Jockey v1.1 with LangGraph provides granular control over each workflow step, optimizes token usage, enables more accurate node response guidance, and supports scalable production deployment via LangGraph Cloud.

Reported metrics
Token usage efficiencyoptimizes token usage
Agent reliabilityincreasing the reliability of agents
Reported stack
LangGraphLangGraph CloudLangGraph StudioTwelve Labs APIsLLMs
Source
https://blog.langchain.dev/jockey-twelvelabs-langgraph/
Read source ↗

Frequently asked questions

What did this team achieve with this AI workflow?

Jockey v1.1 with LangGraph provides granular control over each workflow step, optimizes token usage, enables more accurate node response guidance, and supports scalable production deployment via LangGraph Cloud.
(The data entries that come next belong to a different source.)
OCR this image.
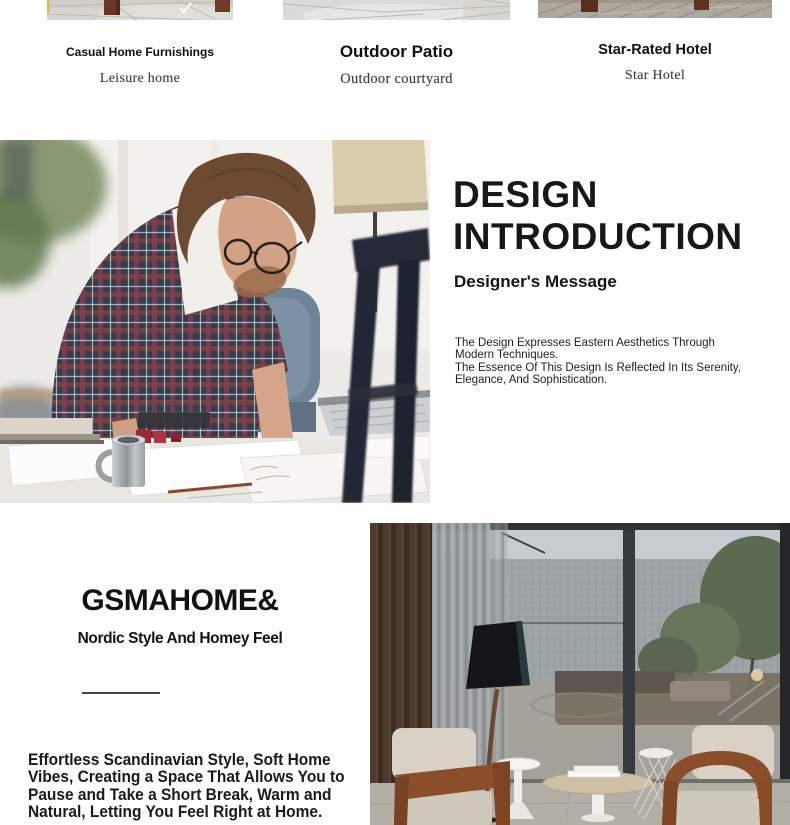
Casual Home Furnishings
Leisure home
Outdoor Patio
Outdoor courtyard
Star-Rated Hotel
Star Hotel
DESIGN
INTRODUCTION
Designer's Message
The Design Expresses Eastern Aesthetics Through
Modern Techniques.
The Essence Of This Design Is Reflected In Its Serenity,
Elegance, And Sophistication.
GSMAHOME&
Nordic Style And Homey Feel
Effortless Scandinavian Style, Soft Home
Vibes, Creating a Space That Allows You to
Pause and Take a Short Break, Warm and
Natural, Letting You Feel Right at Home.
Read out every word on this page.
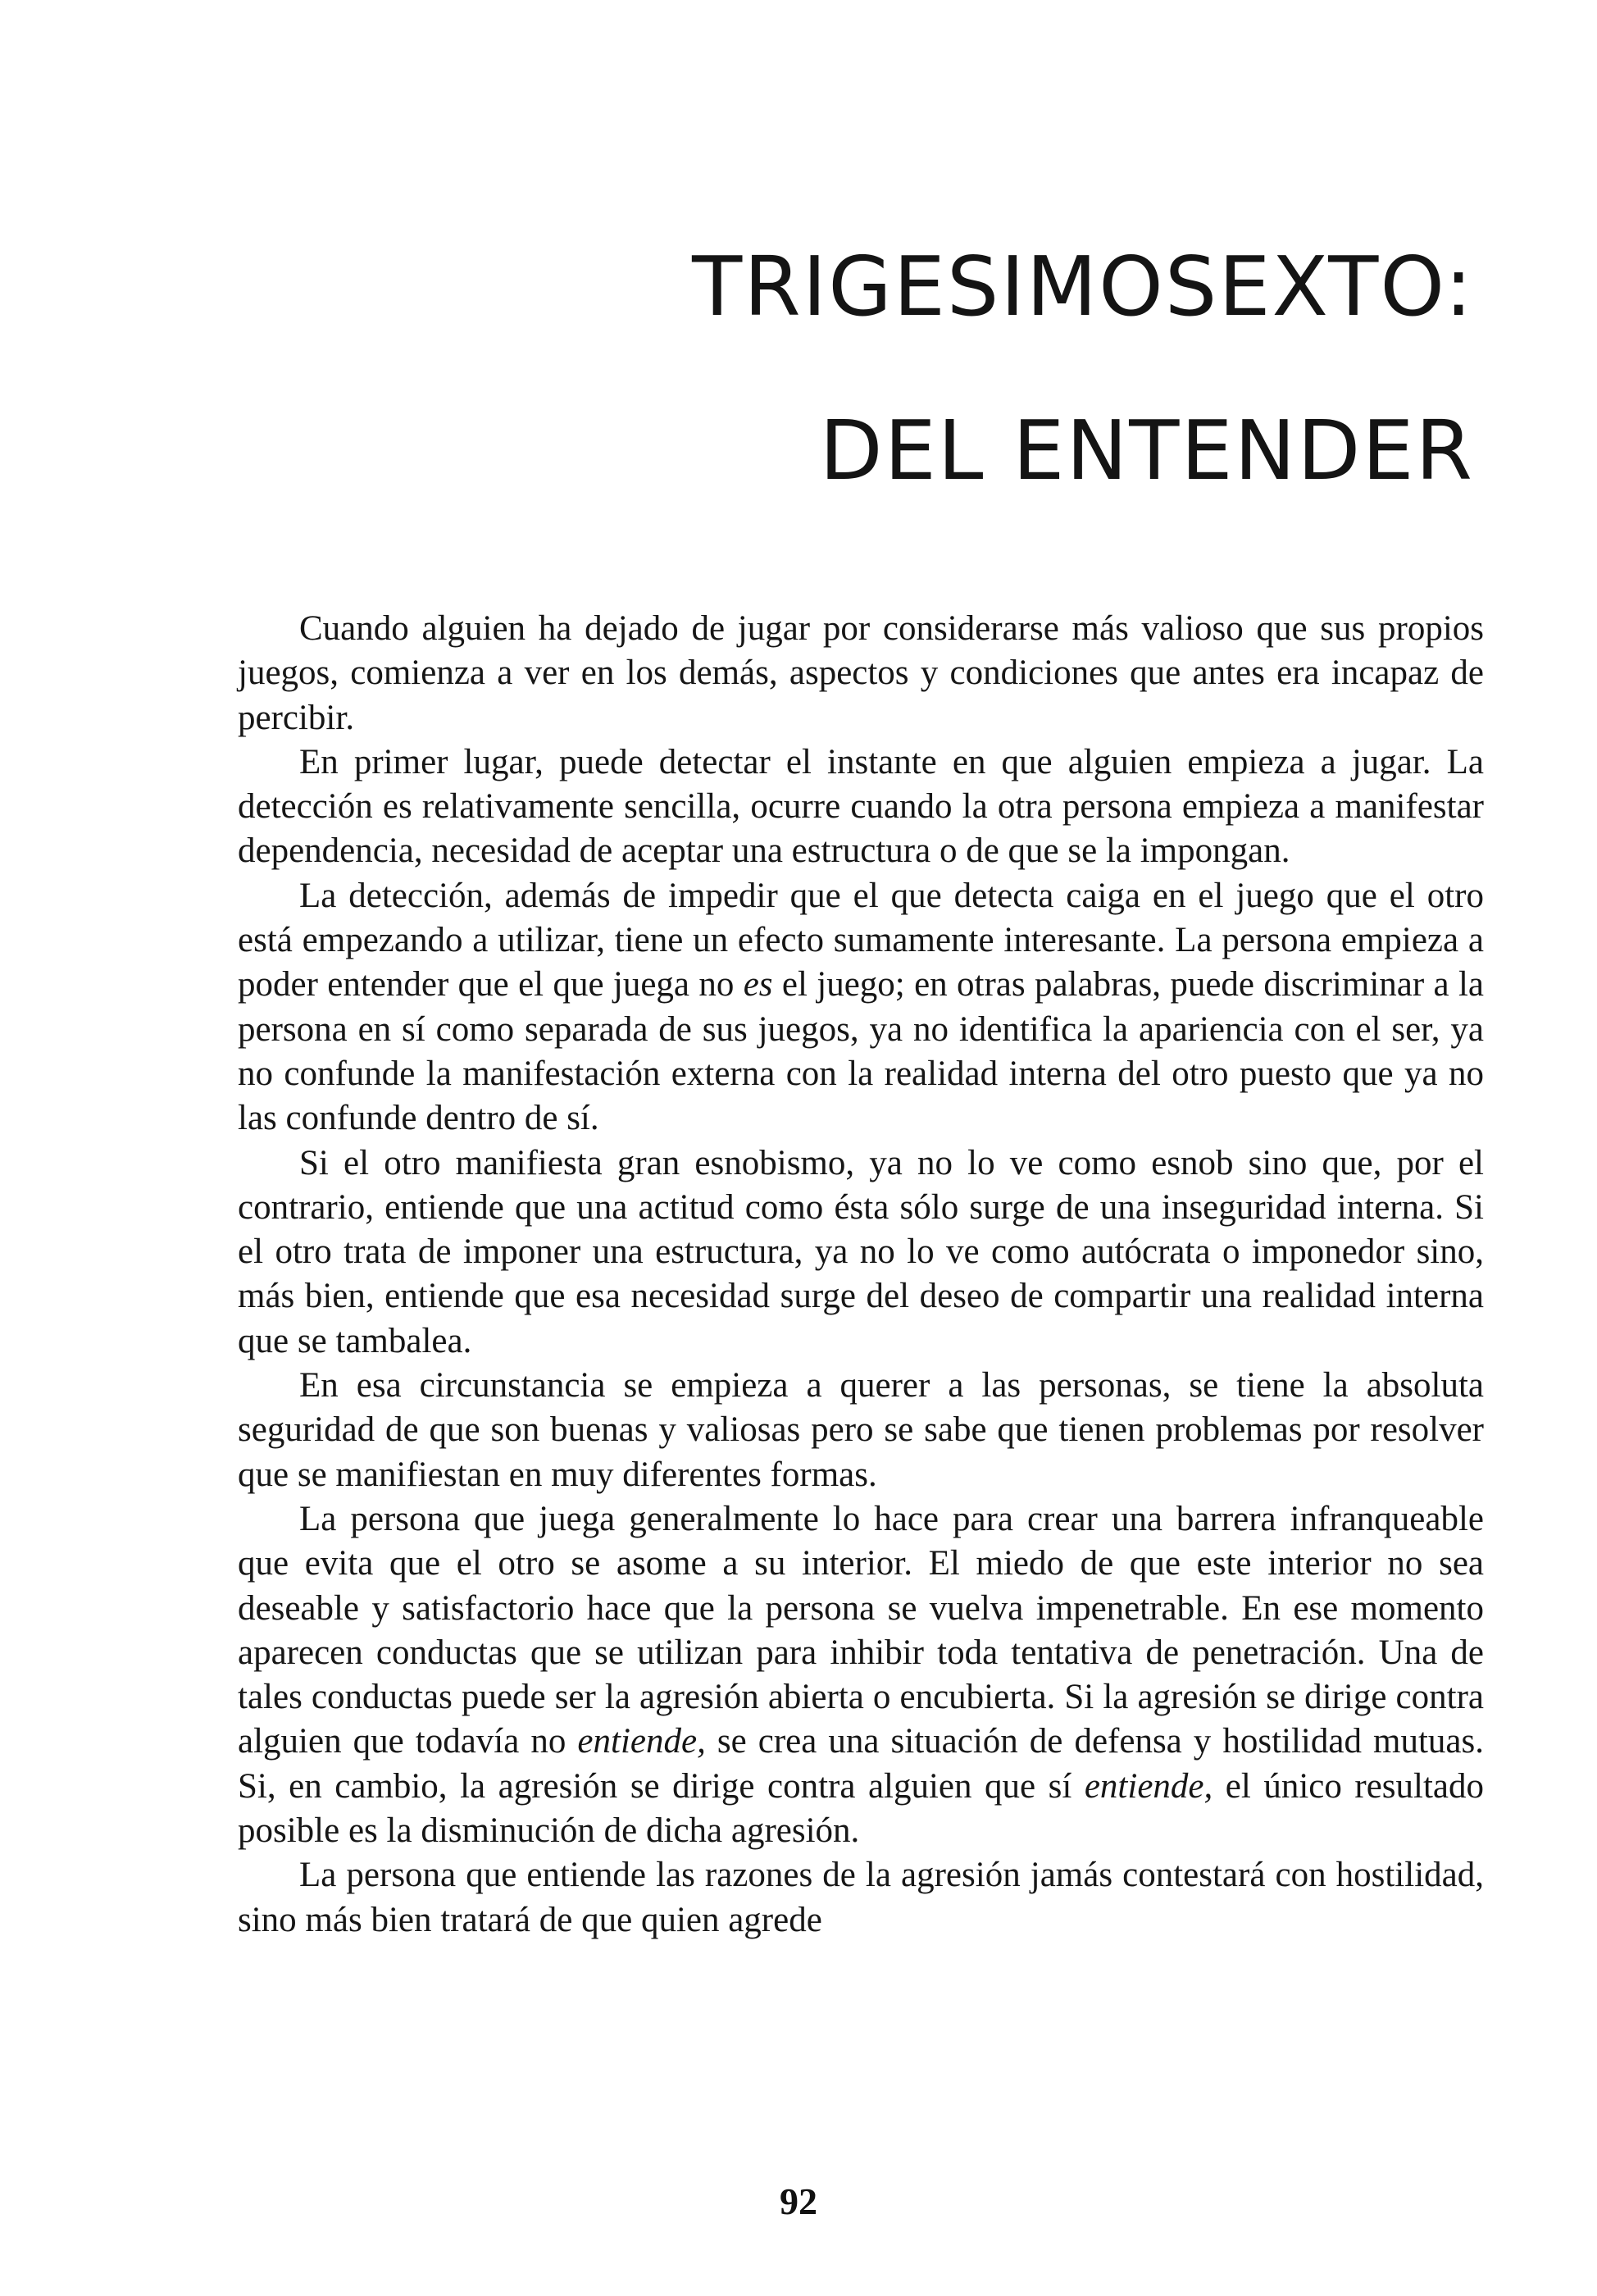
TRIGESIMOSEXTO:
DEL ENTENDER

Cuando alguien ha dejado de jugar por considerarse más valioso que sus propios juegos, comienza a ver en los demás, aspectos y condiciones que antes era incapaz de percibir.

En primer lugar, puede detectar el instante en que alguien empieza a jugar. La detección es relativamente sencilla, ocurre cuando la otra persona empieza a manifestar dependencia, necesidad de aceptar una estructura o de que se la impongan.

La detección, además de impedir que el que detecta caiga en el juego que el otro está empezando a utilizar, tiene un efecto sumamente interesante. La persona empieza a poder entender que el que juega no es el juego; en otras palabras, puede discriminar a la persona en sí como separada de sus juegos, ya no identifica la apariencia con el ser, ya no confunde la manifestación externa con la realidad interna del otro puesto que ya no las confunde dentro de sí.

Si el otro manifiesta gran esnobismo, ya no lo ve como esnob sino que, por el contrario, entiende que una actitud como ésta sólo surge de una inseguridad interna. Si el otro trata de imponer una estructura, ya no lo ve como autócrata o imponedor sino, más bien, entiende que esa necesidad surge del deseo de compartir una realidad interna que se tambalea.

En esa circunstancia se empieza a querer a las personas, se tiene la absoluta seguridad de que son buenas y valiosas pero se sabe que tienen problemas por resolver que se manifiestan en muy diferentes formas.

La persona que juega generalmente lo hace para crear una barrera infranqueable que evita que el otro se asome a su interior. El miedo de que este interior no sea deseable y satisfactorio hace que la persona se vuelva impenetrable. En ese momento aparecen conductas que se utilizan para inhibir toda tentativa de penetración. Una de tales conductas puede ser la agresión abierta o encubierta. Si la agresión se dirige contra alguien que todavía no entiende, se crea una situación de defensa y hostilidad mutuas. Si, en cambio, la agresión se dirige contra alguien que sí entiende, el único resultado posible es la disminución de dicha agresión.

La persona que entiende las razones de la agresión jamás contestará con hostilidad, sino más bien tratará de que quien agrede

92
What tools did this team use?

LangGraph, LangGraph Cloud, LangGraph Studio, Twelve Labs APIs, LLMs.

What results were reported?

Token usage efficiency: optimizes token usage; Agent reliability: increasing the reliability of agents (source-reported, not independently verified).

What failed first in this deployment?

Jockey v1.0 on the legacy LangChain AgentExecutor lacked flexible API support for custom cognitive architectures and could not provide the low-level node-level control required for complex video workflows.

How is this workflow AI workflow structured?

User query submitted → Query complexity determined → Supervisor routes task → Planner creates step-by-step plan → Instructor generates task instructions → Workers execute video tasks → Final results presented to user.